Secretary of State for European Affairs Clément Beaune said France is considering litigation proceedings against the United Kingdom over the remaining post-Brexit fishing licenses still pending to be awarded in the island of Jersey. The UK/French licenses dispute at the Channel Islands of Jersey and Guernsey, off the French coast, has been ongoing for weeks.

“If the British don't respect the agreement, they won't be able to access freely to our market in the future,” Beaune said. “[Starting on] January 4, we will meet with European commissioners to define the procedure and the measures we need to take.”

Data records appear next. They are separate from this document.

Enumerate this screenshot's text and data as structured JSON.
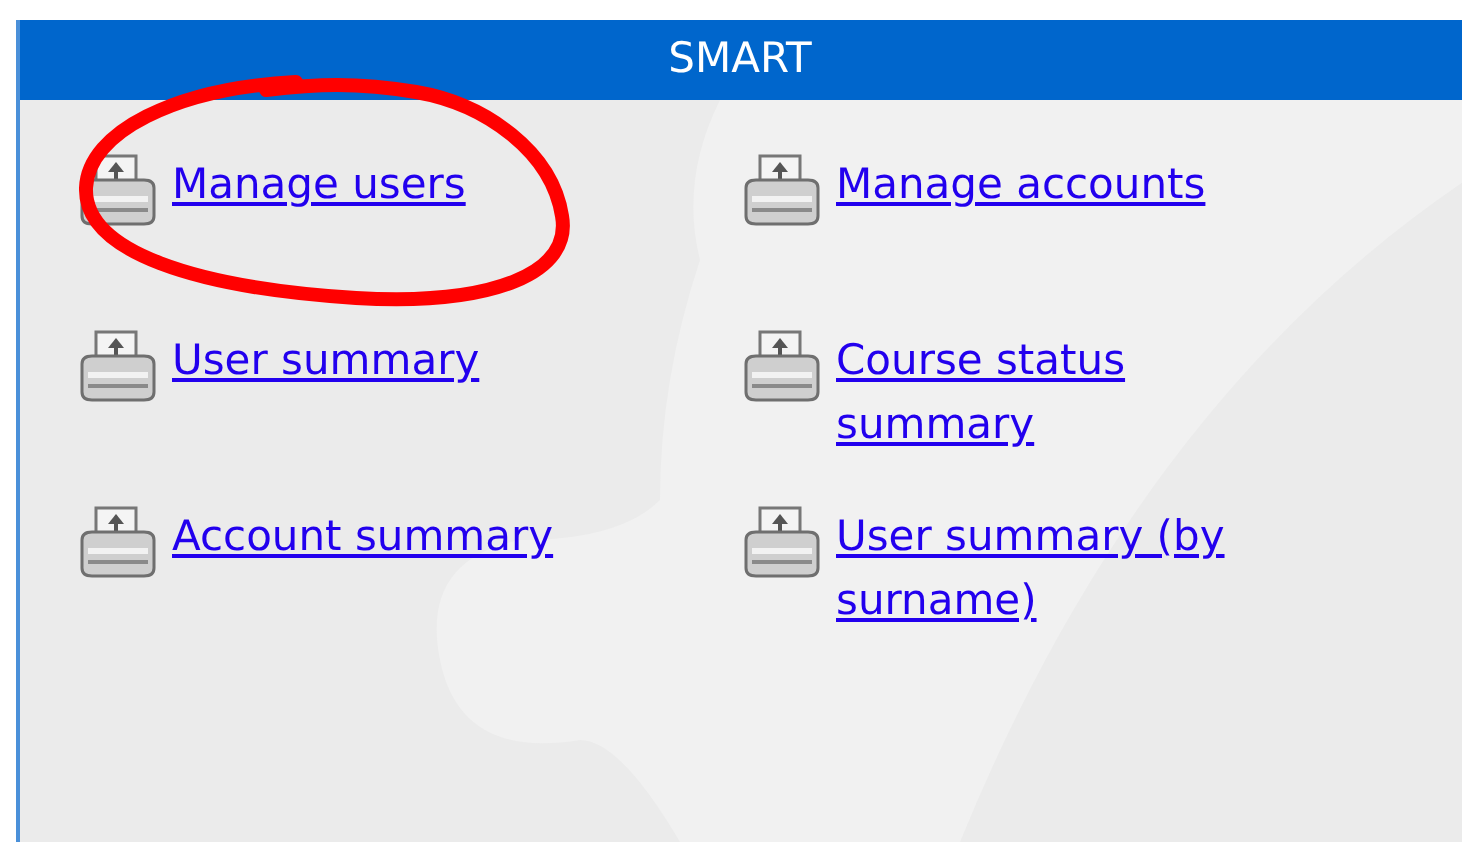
{
  "panel": {
    "title": "SMART",
    "links": [
      {
        "label": "Manage users"
      },
      {
        "label": "Manage accounts"
      },
      {
        "label": "User summary"
      },
      {
        "label": "Course status summary"
      },
      {
        "label": "Account summary"
      },
      {
        "label": "User summary (by surname)"
      }
    ]
  }
}
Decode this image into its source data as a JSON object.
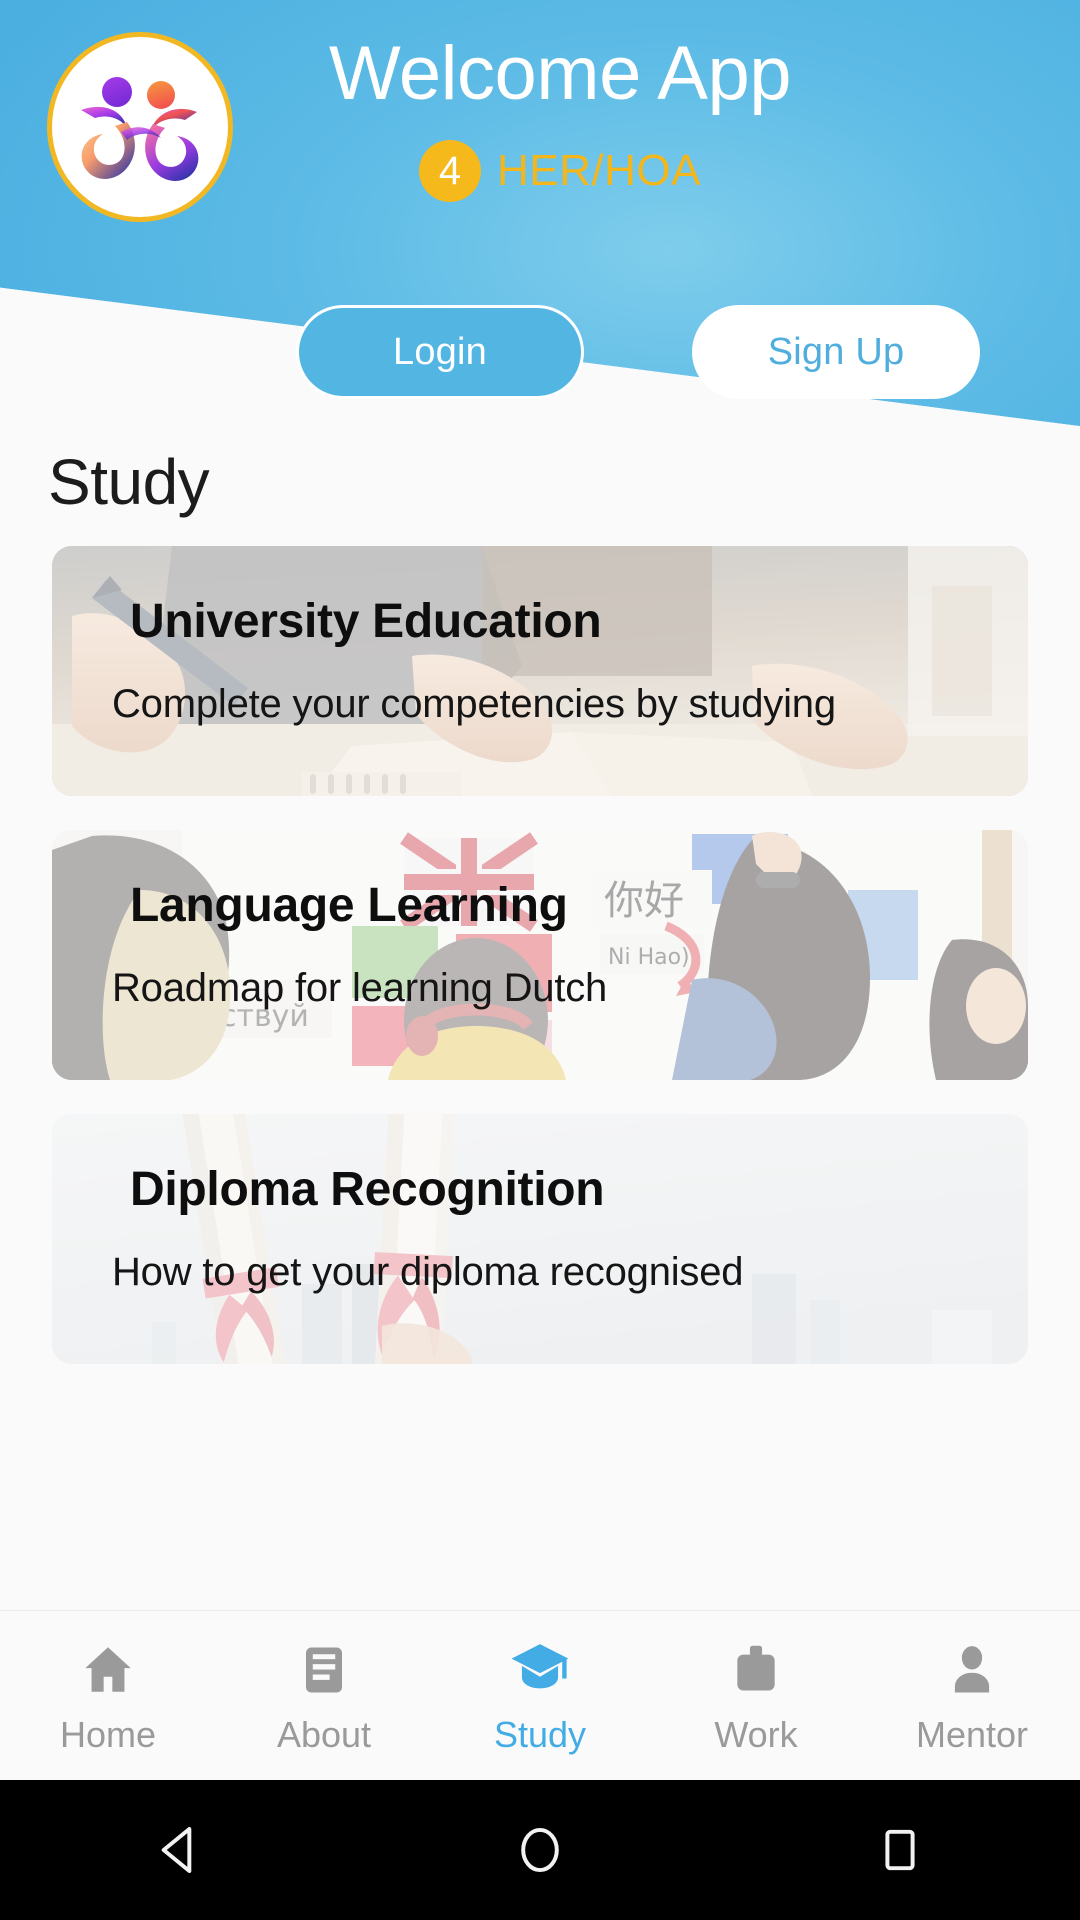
{
  "header": {
    "app_title": "Welcome App",
    "badge_count": "4",
    "badge_label": "HER/HOA",
    "login_label": "Login",
    "signup_label": "Sign Up",
    "colors": {
      "header_blue": "#4FB4E2",
      "badge_amber": "#F6B91C",
      "logo_ring": "#F2B824"
    }
  },
  "main": {
    "page_title": "Study",
    "cards": [
      {
        "title": "University Education",
        "subtitle": "Complete your competencies by studying",
        "image": "hands-writing-notes-photo"
      },
      {
        "title": "Language Learning",
        "subtitle": "Roadmap for learning Dutch",
        "image": "students-world-flags-wall-photo"
      },
      {
        "title": "Diploma Recognition",
        "subtitle": "How to get your diploma recognised",
        "image": "rolled-diplomas-red-ribbon-photo"
      }
    ]
  },
  "bottom_nav": {
    "active_color": "#43ACE4",
    "inactive_color": "#9A9A9A",
    "items": [
      {
        "label": "Home",
        "icon": "home-icon",
        "active": false
      },
      {
        "label": "About",
        "icon": "article-icon",
        "active": false
      },
      {
        "label": "Study",
        "icon": "graduation-cap-icon",
        "active": true
      },
      {
        "label": "Work",
        "icon": "briefcase-icon",
        "active": false
      },
      {
        "label": "Mentor",
        "icon": "person-icon",
        "active": false
      }
    ]
  },
  "system_bar": {
    "buttons": [
      {
        "name": "back-button",
        "icon": "triangle-left-icon"
      },
      {
        "name": "home-button",
        "icon": "circle-icon"
      },
      {
        "name": "recents-button",
        "icon": "square-icon"
      }
    ]
  }
}
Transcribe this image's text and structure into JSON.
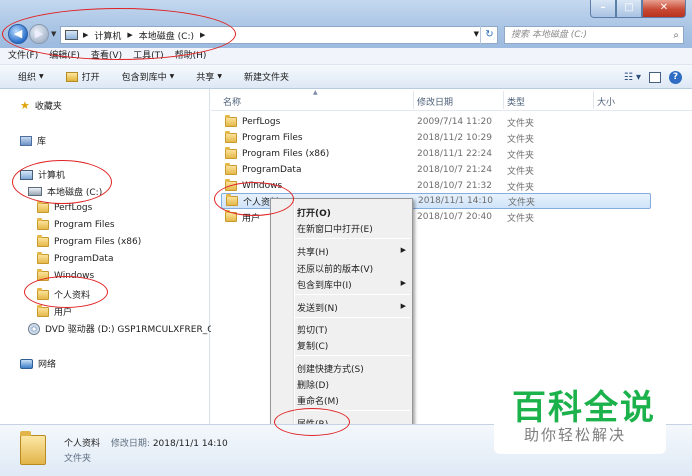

France is still requesting some sixty fishing licenses to allow French boats to fish in U.K. waters after Brexit — 7% of the remaining fishing licenses France says it is entitled to according to the Brexit trade deal.

Fishing licenses have been the main point of contention between the two countries for months, with France accusing Britain of not granting all the authorizations agreed under the deal, and the U.K. alleging some French vessels lack the proper paper work required to qualify for a license.

After Paris threatened with EU legal action and retaliation, Britain issued 23 additional licenses on December 13, adding up to the 93% of fishing licenses obtained by France.

However the bilateral dispute has not prevented the European Union and UK to reach an overall agreement on how to divide up fish stocks they jointly manage. Under the Brexit Trade and Cooperation Agreement, TCA,EU and U.K. must negotiate total allowable catches (TACs) in the stocks they share in the Atlantic and the North Sea, on an annual basis.

After two months of discussions, the European Council announced it had approved a deal between the EU and the U.K. for 2022, including TACs for around 65 jointly-managed stocks and provisions for the overfishing of non-quota stocks. This is the second post-Brexit agreement on catch limits.

“Thanks to goodwill and a constructive approach on both sides, we were able to reach an agreement that provides certainty for EU fishermen and women going forward,” said Jože Podgoršek, Slovenia’s agriculture minister, whose country holds the rotatory EU presidency until January 1.

In a statement, the European Commission said the agreement “creates certainty for fishing communities in both the EU and the U.K., cements the sustainable use of marine living resources and establishes a strong basis for continued EU-U.K. cooperation in the area of fisheries.”